A high-deductible plan requires the consumer to pay a large portion of their healthcare costs up to a certain point, after which the plan covers more of the costs. The plans have lower premiums than other healthcare plans, hence the boom in popularity as premiums for employer-sponsored and individual market plans continue to rise.
People who don’t have a plan through their employer or the government use the individual market, which includes Obamacare’s insurance exchanges, to buy coverage.
The survey results were based on data from 19,510 people.
The CDC survey did not specify a reason for the plateau in coverage for 2018. However, a May report from the think tank Commonwealth Fund said that gains in insurance coverage made since Obamacare’s passage in 2010 are starting to erode.
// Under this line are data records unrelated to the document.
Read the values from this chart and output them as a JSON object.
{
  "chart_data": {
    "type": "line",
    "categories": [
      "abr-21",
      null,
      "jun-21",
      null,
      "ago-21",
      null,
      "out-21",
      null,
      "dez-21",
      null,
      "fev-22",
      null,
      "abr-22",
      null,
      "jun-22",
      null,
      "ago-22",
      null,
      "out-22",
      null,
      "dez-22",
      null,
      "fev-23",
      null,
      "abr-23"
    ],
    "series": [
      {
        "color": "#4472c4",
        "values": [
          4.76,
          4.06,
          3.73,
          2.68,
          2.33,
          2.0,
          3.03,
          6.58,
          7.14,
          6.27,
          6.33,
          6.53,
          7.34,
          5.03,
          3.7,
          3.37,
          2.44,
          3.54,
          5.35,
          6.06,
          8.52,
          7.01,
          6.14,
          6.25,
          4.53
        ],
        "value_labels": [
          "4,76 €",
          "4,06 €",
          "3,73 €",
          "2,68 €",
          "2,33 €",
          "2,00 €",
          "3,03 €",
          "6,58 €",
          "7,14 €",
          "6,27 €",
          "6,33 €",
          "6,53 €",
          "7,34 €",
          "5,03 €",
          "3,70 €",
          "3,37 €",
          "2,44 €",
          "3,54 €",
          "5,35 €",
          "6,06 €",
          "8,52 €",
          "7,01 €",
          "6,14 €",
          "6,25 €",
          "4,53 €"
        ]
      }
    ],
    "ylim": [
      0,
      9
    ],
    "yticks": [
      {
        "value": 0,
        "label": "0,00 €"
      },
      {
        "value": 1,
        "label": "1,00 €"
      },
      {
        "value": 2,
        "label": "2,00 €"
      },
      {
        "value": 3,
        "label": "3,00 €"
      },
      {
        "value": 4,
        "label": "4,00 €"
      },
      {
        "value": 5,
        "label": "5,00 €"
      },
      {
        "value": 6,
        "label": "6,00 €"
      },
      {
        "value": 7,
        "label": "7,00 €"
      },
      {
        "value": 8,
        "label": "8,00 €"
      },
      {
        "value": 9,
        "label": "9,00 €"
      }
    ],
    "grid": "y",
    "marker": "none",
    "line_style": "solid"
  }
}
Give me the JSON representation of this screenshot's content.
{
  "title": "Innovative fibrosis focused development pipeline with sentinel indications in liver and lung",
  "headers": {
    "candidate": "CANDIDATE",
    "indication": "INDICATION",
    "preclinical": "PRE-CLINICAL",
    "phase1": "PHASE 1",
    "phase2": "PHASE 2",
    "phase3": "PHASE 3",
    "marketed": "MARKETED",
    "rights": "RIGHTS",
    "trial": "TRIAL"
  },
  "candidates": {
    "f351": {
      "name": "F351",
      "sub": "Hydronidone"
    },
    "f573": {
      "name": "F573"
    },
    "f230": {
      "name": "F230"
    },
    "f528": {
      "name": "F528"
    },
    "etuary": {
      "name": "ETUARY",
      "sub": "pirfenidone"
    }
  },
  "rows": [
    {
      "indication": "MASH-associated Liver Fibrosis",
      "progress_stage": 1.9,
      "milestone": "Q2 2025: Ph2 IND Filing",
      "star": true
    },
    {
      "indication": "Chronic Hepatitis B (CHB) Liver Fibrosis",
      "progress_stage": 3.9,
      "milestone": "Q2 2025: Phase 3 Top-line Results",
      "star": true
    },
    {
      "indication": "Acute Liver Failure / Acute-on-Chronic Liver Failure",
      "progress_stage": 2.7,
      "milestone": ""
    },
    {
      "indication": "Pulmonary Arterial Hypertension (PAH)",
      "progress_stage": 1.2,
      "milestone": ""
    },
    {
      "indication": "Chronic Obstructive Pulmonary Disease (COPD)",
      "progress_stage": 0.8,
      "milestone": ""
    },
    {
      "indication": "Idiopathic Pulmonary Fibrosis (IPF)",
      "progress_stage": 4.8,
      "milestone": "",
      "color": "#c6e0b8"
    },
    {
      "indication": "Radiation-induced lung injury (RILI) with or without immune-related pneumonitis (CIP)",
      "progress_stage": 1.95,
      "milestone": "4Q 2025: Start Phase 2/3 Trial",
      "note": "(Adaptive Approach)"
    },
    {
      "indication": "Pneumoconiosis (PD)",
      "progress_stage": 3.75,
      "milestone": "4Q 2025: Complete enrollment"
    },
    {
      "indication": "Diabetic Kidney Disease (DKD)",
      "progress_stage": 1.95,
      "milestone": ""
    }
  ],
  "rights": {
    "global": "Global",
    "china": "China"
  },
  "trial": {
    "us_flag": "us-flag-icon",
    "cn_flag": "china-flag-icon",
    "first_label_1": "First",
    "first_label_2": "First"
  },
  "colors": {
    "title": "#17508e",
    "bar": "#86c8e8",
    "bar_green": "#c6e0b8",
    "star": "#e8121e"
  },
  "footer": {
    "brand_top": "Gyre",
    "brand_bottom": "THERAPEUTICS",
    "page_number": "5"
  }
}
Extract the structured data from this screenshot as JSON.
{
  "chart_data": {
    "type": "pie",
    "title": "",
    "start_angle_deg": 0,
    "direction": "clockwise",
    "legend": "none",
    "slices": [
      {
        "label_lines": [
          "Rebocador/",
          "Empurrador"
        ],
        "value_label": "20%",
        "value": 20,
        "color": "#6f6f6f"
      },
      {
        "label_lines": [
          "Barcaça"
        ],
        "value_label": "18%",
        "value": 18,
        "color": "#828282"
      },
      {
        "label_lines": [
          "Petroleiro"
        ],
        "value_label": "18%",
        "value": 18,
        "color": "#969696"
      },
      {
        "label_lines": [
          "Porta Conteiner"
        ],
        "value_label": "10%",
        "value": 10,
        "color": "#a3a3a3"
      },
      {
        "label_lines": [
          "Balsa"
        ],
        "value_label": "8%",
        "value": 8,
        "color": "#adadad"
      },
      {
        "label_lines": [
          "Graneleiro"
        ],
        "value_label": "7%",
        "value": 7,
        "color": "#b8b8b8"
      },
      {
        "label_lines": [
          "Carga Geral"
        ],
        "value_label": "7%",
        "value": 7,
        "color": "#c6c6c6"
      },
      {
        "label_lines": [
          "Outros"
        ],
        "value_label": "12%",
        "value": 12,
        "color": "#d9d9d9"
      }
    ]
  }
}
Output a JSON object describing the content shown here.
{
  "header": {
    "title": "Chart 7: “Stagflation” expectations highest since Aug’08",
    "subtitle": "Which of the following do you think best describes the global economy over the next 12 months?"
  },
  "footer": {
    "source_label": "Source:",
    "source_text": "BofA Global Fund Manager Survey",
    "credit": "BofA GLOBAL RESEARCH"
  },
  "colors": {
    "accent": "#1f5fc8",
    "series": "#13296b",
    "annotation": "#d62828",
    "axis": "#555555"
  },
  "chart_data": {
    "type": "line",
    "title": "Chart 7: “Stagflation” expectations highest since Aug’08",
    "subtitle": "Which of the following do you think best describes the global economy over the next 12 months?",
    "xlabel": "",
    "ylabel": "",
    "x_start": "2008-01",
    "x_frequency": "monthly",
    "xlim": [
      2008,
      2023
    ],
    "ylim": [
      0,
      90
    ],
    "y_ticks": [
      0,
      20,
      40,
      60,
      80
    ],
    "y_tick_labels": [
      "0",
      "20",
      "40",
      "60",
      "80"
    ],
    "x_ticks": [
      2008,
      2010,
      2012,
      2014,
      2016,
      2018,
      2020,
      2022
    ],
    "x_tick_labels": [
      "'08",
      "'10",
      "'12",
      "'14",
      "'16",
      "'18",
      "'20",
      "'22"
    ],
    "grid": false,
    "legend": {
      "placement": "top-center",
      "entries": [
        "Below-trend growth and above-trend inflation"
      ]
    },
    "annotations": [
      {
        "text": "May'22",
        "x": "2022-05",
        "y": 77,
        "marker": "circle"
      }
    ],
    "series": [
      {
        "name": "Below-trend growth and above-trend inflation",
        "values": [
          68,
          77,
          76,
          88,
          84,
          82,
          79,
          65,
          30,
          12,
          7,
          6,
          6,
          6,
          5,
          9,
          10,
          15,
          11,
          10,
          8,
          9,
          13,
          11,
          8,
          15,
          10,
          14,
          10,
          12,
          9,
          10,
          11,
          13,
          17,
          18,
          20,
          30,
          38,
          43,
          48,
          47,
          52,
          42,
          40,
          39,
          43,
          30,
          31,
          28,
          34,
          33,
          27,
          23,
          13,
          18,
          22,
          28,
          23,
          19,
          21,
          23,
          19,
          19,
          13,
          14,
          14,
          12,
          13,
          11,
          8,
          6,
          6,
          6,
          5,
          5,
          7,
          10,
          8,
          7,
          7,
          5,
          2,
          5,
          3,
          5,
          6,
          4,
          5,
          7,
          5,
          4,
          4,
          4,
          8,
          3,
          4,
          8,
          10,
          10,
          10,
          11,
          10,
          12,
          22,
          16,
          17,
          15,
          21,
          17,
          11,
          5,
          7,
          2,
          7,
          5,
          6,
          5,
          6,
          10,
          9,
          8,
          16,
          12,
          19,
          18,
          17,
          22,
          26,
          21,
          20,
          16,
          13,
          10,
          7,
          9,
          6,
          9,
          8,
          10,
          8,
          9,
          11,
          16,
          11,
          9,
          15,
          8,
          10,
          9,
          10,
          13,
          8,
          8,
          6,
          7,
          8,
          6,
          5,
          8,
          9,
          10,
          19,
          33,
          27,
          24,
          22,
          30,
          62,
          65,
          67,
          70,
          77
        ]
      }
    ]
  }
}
The reason is due to a lack of federal action to improve the Affordable Care Act and actions by the Trump administration to weaken enrollment, such as drastic cuts to funding and outreach.
Democrats have claimed that the administration is purposefully trying to undermine the law as part of its overall effort to repeal it. President Trump himself has said it would be best to let Obamacare “implode” to increase his chances of getting support for repeal.